A concentração do cortejo aconteceu no Centro de Convivência. Enquanto ensaiavam duas paródias de marchinhas de Carnaval, que seriam cantadas durante o manifesto; cartazes e faixas eram preparados. Dizeres como: Chega de Enrolação!, Exigimos Respeito!, Abaixo a Ditadura Cultural, entre outros desabafos, enfatizavam a proposta do encontro. Antes da saída, o ator Moacir Ferraz, integrante do grupo teatral Boa Companhia, leu a carta-manifesto. Em nove itens, os artistas colocaram em xeque a atual posição da Secretaria de Cultura de Campinas.
Entre as principais broncas, estão ausência de políticas públicas continuadas; desamparo a grupos e espaços culturais da cidade; o não pagamento de antigos cachês de artistas; falta de capacitação e formação adequada aos funcionários que lidam com cultura; impossibilidade do agendamento de datas nos teatros da cidade. “Desde o começo da gestão do prefeito Hélio de Oliveira dos Santos, notamos que há um abandono da cultura da cidade. Eles tratam os artistas de Campinas, como os espaços das artes, com muito descaso. É inexistente a política cultural desse governo”, desabafou Dalga Larrondo, pesquisador musical e percussionista.
De acordo com Larrondo, a caldeira de insatisfações foi ano a ano se enchendo e, nesse mês, transbordou. A gota- d’água foi o atraso do depósito da quantia referente às segunda e terceira parcelas do Fundo de Investimentos Culturais de Campinas (Ficc). “Muitos artistas se comprometeram com a grana e, no meio do caminho, ela não veio. Isso compromete muito a produção e entrega dos trabalhos.” Que o diga o sambista Silo Sotil, que teve de paralisar a produção do seu álbum Tem Samba pra Tudo. “Já firmamos alguns compromissos com esse CD, mas fica complicado por conta desse atraso. Não sei o que fazer, se continuo ou paro”, explica Sotil.
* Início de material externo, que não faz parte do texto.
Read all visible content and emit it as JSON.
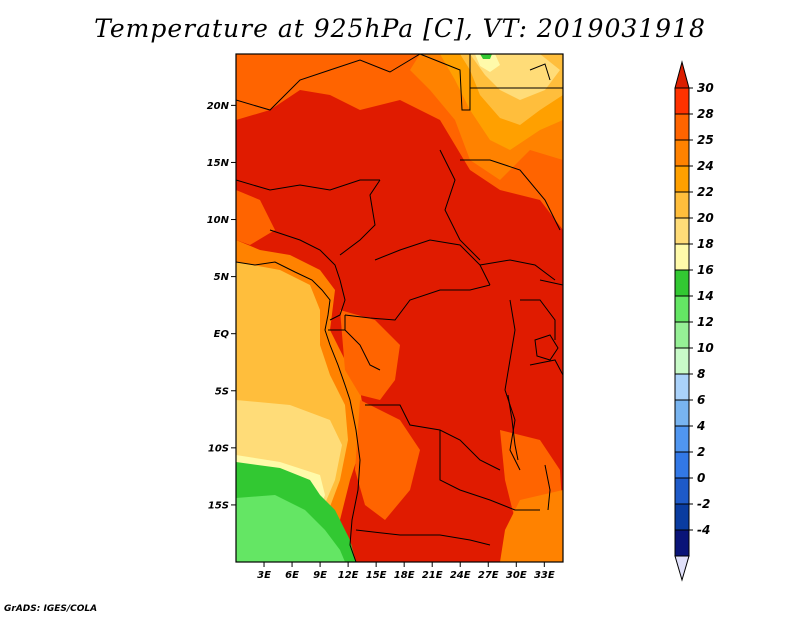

Os músicos Nilson Ribeiro e Leandro Gomes estavam no mesmo barco. Estão há meses à espera do cachê de shows que realizaram por meio de projetos artísticos da Prefeitura. O primeiro, referente à turnê do Viola na Praça, em 2007; já o segundo, da temporada do Choro no Bosque. “Não recebemos um tostão. Ligamos inúmeras vezes, viemos à Prefeitura, mas a resposta é sempre a mesma: seu processo está no departamento jurídico. Precisa esperar”, lembra Ribeiro.
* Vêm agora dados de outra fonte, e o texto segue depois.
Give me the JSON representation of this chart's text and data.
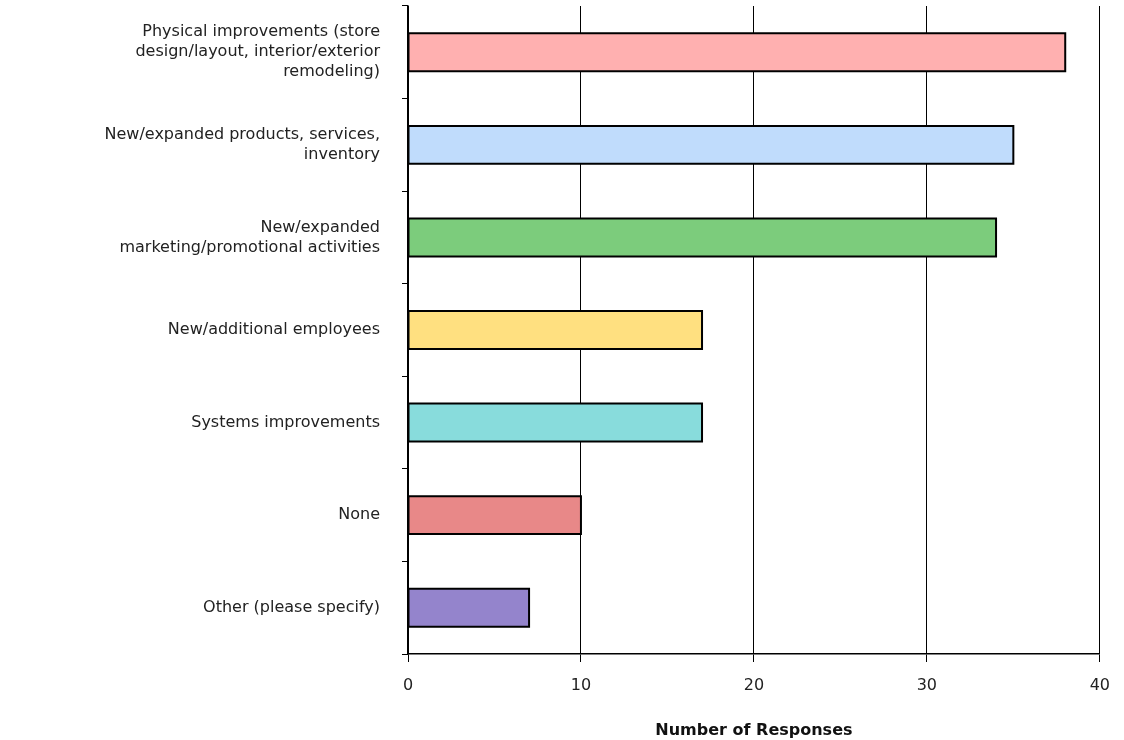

A manifestação artística teve como ponto final a Prefeitura. Mesmo debaixo de chuva, os artistas se mantiveram animados, cantando em coro uníssono as paródias de marchinhas como Jardineira e Taí. Nas escadarias do Paço, leram a carta de repúdio.
Os coordenador de Comunicação e o secretário de Cultura: Francisco Lagos e Arthur Achilles, respectivamente, se propuseram a receber cinco representantes, mas o pedido foi negado. Tiche Vianna, diretora teatral do Barracão Teatro, explica: “Não tem como eleger cinco representantes na hora, só em assembleia. Por isso, deixamos claro que a conversa seria após o manifesto porque daria tempo de escolher pessoas que representariam as diversas artes da cidade”, afirma a artista.
Após dar as costas aos manifestantes, enquanto liam o protesto, o diretor de Cultura Vinícius Gratti voltou para receber a carta.
Prefeitura
O coordenador de Comunicação Francisco de Lagos enxerga como motivo principal da manifestação o atraso das parcelas do Ficc. Não tira a razão dos artistas, mas explica o motivo do atraso: “A Prefeitura perdeu na receita desse ano R$ 150 milhões. Por isso, o prefeito tomou a iniciativa de transferir todos os projetos culturais que seriam realizados no primeiro semestre para o segundo. O Ficc está no meio disso tudo. No entanto, espero que em 60 dias as parcelas estejam depositadas na conta dos artistas.”
Quanto ao bate-papo, se coloca à disposição dos manifestantes para ouvir o que eles têm a falar.